The task to sign Onyango with SC Villa was passed on to Hakim Magumba, a Ugandan football legend in his own right and an SC Villa icon. Magumba was then the team’s deputy captain and also acted as club scout, particularly to sign players from eastern Uganda where he hailed from.

Although born and bred in Kampala, Onyango’s ancestry is in Busia, at the border with Kenya.

“I spent nearly the whole night looking for Onyango, until sometime around midnight or thereabouts when I found him somewhere in Ndejje behind Namasuba on the Kampala-Entebbe highway,” Magumba recalled. 

“I had seen him play before… he was good but because there were a number of goalkeepers, he would sometimes play as a striker and he would play there very well also. No aerial balls went to waste with him,” he added.

Midnight meeting

Onyango was presented to Umar Mandela — then club treasurer and biggest financier — in the middle of the night. There was an urgency to sign him up before someone else beat Villa to it, according to Phillip Ssozi, another legend of Ugandan football and an ex-Villa star.
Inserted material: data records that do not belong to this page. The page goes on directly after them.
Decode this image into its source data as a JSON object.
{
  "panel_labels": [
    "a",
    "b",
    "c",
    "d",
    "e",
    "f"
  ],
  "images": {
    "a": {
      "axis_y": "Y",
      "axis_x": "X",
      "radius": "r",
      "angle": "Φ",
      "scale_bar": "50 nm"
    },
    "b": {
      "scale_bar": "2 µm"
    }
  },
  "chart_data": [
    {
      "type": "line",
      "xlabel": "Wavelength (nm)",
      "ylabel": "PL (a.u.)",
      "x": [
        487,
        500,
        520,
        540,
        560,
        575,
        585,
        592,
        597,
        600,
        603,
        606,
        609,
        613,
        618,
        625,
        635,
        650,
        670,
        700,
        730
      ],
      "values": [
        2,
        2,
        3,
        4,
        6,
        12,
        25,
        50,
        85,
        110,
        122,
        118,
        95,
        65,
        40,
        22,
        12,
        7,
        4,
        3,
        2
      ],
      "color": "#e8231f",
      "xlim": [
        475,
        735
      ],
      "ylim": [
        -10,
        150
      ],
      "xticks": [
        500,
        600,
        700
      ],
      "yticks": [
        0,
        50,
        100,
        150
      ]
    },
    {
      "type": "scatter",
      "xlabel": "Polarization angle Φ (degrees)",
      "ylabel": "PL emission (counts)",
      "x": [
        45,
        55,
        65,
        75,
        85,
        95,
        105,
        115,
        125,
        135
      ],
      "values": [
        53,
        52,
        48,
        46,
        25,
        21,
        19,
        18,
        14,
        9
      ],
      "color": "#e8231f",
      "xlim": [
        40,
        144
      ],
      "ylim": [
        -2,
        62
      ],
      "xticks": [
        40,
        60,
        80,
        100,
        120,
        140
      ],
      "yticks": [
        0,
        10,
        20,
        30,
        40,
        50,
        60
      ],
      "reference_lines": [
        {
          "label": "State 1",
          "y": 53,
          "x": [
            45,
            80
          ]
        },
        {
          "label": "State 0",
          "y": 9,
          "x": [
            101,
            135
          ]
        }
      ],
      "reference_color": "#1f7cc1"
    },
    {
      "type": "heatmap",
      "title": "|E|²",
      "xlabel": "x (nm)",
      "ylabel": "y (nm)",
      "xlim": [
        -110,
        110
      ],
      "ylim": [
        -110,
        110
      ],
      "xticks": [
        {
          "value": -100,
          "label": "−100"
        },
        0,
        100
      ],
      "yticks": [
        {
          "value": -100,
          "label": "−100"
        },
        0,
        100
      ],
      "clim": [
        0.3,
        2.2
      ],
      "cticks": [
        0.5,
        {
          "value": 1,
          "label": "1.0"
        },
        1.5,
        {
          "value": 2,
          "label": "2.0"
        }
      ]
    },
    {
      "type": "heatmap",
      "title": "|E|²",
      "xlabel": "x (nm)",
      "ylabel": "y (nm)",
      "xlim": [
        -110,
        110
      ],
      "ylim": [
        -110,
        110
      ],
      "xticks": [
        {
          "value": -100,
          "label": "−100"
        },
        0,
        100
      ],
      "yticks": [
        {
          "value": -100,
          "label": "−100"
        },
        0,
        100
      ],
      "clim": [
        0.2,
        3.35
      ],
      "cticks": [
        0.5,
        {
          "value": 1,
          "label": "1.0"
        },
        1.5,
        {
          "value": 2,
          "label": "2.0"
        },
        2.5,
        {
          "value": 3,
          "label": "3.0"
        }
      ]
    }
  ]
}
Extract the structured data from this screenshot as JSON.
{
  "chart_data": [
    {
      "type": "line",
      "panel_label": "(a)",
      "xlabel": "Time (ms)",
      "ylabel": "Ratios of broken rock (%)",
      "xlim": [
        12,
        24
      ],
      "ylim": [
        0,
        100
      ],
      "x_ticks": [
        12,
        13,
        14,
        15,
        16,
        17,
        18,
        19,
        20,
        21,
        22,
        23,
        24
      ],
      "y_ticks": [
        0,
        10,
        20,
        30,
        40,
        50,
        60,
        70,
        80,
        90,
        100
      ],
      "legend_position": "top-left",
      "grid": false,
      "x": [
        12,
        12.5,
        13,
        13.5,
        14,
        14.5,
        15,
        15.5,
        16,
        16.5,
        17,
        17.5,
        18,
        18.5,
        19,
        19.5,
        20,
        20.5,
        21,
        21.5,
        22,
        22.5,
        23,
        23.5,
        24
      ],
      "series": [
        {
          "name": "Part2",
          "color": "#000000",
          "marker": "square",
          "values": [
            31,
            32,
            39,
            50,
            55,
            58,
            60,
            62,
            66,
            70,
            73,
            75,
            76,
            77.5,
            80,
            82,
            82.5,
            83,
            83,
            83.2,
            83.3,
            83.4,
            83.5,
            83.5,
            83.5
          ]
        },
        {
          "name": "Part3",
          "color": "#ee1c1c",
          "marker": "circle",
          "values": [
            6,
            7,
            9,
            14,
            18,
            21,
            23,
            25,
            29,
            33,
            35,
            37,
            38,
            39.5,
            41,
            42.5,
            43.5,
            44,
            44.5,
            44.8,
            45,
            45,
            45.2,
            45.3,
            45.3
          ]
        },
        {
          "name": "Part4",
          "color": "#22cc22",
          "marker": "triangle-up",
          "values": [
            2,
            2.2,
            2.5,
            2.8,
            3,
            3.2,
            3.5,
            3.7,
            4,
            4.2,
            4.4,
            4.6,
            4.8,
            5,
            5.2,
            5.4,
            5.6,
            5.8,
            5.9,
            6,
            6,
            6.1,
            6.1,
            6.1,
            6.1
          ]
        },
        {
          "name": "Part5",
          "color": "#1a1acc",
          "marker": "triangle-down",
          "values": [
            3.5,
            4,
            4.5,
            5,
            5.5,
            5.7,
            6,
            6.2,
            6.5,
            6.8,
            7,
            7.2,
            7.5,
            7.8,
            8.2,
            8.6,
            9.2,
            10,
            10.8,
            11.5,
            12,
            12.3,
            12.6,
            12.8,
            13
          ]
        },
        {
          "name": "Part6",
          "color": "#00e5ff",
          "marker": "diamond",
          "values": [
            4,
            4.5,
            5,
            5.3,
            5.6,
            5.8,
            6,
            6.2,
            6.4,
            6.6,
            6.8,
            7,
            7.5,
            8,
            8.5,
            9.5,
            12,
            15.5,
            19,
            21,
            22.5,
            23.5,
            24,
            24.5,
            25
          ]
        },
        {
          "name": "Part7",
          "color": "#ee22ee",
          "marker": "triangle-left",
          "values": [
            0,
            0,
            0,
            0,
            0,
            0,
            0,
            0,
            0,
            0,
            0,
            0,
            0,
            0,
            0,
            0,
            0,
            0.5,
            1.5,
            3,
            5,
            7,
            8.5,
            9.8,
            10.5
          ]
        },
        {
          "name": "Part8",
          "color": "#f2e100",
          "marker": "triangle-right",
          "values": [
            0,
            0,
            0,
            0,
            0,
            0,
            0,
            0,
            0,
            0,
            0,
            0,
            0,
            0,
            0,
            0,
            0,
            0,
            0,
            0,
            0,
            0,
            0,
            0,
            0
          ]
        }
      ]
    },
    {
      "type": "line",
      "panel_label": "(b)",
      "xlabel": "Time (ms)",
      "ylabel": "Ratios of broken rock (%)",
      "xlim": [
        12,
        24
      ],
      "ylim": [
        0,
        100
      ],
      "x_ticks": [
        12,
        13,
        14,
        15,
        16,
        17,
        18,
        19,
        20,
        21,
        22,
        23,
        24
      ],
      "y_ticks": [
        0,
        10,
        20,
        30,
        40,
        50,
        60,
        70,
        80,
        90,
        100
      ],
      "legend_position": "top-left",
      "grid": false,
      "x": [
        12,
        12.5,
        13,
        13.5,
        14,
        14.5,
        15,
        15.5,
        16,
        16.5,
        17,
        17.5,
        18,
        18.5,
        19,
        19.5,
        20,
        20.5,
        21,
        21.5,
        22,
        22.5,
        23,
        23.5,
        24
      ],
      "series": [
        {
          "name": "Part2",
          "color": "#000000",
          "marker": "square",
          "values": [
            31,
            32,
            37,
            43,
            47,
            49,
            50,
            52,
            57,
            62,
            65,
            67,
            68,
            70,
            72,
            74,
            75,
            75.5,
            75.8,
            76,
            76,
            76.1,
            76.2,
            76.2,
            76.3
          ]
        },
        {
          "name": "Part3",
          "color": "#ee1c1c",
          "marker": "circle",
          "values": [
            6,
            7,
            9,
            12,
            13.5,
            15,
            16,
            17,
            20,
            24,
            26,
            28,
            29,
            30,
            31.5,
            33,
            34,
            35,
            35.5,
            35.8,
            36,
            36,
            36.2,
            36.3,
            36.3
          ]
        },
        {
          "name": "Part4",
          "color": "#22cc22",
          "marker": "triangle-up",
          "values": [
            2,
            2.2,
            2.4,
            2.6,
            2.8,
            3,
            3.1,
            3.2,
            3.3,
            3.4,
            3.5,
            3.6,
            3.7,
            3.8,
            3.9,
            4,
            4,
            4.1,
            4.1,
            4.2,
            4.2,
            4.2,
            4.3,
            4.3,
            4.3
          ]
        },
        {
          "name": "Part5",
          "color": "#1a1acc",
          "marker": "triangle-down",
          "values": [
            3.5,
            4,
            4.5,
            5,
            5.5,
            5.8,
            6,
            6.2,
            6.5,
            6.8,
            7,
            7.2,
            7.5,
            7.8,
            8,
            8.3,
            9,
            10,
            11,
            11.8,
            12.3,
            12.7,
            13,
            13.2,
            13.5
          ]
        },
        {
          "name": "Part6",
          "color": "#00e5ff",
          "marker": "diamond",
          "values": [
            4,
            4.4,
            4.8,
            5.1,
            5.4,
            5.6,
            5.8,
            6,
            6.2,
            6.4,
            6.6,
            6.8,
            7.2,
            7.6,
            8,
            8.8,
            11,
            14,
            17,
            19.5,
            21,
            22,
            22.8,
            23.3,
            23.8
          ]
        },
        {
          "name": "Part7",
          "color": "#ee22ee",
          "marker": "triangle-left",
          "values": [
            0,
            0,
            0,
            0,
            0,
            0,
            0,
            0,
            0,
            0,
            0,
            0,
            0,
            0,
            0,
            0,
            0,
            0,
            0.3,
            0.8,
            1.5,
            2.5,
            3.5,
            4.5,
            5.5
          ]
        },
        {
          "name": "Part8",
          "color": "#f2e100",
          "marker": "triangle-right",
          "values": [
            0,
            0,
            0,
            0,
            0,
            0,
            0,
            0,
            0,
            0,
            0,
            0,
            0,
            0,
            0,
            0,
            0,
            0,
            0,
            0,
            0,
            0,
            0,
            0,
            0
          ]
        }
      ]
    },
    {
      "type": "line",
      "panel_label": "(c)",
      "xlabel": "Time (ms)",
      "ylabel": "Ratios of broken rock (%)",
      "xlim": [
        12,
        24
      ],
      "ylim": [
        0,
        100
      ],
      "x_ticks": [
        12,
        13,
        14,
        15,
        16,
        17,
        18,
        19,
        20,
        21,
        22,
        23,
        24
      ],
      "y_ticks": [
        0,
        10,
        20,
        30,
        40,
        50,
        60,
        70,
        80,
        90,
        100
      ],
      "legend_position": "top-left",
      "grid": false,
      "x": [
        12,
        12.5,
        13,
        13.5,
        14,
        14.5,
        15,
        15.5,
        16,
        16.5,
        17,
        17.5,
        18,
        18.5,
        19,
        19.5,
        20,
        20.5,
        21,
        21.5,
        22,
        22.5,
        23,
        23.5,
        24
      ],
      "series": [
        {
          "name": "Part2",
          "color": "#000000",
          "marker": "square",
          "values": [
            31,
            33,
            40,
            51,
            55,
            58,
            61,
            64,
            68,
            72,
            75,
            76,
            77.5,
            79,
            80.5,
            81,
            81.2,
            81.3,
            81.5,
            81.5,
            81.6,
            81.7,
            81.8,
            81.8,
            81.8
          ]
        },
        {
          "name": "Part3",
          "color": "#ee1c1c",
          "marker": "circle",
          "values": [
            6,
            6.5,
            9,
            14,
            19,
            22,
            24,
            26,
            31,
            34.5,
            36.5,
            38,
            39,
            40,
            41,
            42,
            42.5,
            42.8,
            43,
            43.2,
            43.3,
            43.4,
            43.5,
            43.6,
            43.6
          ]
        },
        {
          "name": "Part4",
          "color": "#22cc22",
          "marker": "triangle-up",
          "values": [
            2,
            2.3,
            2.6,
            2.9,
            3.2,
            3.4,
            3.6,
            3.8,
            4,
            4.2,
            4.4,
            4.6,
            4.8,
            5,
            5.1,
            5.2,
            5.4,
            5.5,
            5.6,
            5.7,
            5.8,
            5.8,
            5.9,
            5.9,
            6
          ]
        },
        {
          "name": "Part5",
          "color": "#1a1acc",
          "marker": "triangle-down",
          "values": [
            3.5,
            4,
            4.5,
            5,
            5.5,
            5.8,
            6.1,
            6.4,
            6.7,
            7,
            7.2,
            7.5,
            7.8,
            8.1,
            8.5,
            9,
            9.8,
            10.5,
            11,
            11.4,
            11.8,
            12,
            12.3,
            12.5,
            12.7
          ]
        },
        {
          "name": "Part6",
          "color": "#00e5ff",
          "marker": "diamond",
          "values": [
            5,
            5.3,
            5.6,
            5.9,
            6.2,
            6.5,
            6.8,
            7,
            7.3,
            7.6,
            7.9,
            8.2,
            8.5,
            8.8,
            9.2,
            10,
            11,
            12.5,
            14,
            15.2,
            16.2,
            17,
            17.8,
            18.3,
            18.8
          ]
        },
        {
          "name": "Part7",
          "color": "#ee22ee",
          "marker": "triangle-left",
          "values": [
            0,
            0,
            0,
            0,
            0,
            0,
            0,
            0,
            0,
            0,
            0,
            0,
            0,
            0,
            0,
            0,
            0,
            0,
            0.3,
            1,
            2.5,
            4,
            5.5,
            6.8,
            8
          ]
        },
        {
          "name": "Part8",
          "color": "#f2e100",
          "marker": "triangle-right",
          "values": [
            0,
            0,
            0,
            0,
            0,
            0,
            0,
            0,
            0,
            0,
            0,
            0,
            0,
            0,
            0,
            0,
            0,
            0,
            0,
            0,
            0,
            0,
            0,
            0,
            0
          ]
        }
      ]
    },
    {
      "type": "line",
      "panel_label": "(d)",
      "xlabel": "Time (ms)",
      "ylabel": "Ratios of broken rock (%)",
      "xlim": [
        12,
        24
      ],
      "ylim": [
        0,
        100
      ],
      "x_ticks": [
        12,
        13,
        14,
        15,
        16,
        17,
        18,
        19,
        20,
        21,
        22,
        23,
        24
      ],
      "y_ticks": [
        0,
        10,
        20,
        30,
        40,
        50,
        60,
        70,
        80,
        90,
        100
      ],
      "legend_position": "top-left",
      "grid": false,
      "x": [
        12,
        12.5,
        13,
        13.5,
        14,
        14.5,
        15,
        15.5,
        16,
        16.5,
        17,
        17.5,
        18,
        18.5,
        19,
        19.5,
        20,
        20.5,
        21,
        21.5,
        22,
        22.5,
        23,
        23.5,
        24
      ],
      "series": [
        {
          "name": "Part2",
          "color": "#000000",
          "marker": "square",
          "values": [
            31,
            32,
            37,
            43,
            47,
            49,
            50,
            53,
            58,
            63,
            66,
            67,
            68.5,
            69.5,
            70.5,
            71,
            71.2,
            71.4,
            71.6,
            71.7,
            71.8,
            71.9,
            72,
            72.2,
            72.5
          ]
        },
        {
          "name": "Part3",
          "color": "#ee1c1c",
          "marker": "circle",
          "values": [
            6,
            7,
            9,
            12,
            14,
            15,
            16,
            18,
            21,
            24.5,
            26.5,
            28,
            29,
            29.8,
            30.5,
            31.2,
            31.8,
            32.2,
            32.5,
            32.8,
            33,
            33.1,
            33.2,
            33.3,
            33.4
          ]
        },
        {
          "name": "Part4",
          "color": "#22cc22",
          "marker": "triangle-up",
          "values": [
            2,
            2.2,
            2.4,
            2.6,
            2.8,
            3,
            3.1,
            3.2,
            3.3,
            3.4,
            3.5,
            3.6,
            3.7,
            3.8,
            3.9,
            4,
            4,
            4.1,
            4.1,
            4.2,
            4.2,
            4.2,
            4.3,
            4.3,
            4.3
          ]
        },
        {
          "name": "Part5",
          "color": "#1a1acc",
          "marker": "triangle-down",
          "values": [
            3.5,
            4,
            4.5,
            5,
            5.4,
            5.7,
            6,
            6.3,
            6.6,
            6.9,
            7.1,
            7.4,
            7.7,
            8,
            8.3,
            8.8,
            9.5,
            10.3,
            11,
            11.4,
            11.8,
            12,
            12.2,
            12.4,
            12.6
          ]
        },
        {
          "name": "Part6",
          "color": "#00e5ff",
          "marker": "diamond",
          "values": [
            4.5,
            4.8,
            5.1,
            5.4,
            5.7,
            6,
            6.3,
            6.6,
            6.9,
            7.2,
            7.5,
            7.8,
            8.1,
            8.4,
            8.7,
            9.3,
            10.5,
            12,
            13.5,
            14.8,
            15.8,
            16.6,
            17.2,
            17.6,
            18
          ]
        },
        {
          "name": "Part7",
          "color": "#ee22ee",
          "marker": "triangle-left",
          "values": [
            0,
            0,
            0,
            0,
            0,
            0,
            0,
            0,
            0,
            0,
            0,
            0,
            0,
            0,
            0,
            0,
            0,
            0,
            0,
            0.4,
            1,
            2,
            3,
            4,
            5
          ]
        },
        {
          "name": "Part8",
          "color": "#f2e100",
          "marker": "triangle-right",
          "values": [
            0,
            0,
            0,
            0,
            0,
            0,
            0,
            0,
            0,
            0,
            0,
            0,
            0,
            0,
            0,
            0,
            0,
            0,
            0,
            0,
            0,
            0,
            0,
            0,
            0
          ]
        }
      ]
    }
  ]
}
“His name had started making the rounds and a number of other big clubs had begun eyeing him,” recalls Mr Ssozi. 

To lock out other clubs, SC Villa agreed to pay Onyango’s tuition as part of the deal.

The appeal at SC Villa wasn’t only its success in domestic competitions, the club presented a sure ticket to professional football. A good number of Ugandan footballers who played in foreign leagues had once been part of the club.

Staying put

Onyango started out at Villa Park as a very marginal choice behind the likes of Posnet Omwony, Uganda’s first choice keeper, Hannington Kyalesubula, his main understudy, and Matthew Ottamax Owino, a highly talented but very eccentric Kenyan stopper.

But rather than despair and seek playing time elsewhere, the teenager stayed put.

“I knew my qualities and also the fact that in football everyone will always get a chance to play. So for me I knew that when given a chance I was going to give my best to keep the number one jersey and that’s what I have done all my life,” Onyango told The EastAfrican.

It did not take him long to rise through the ranks to become the club’s number two goalkeeper. In 2004, he won the league with SC Villa.

In July 2005, Micho lured his protégé to Ethiopia’s St George SA, which he was coaching at the time. Thus began his professional career that, a year later, would blossom in South Africa.

Onyango started out at SuperSport United in 2006 and won the South African championship for all the three seasons he was there. In 2010 he moved to Black Aces. A year later he joined Mamelodi Sundowns where, strangely, he once again started out as a very marginal fourth choice keeper.

He had to spend the 2012/13 season out on loan at Bidvest Wits FC. Yet in just two seasons after returning, he went on to win the league, the Champions League and the CAF award.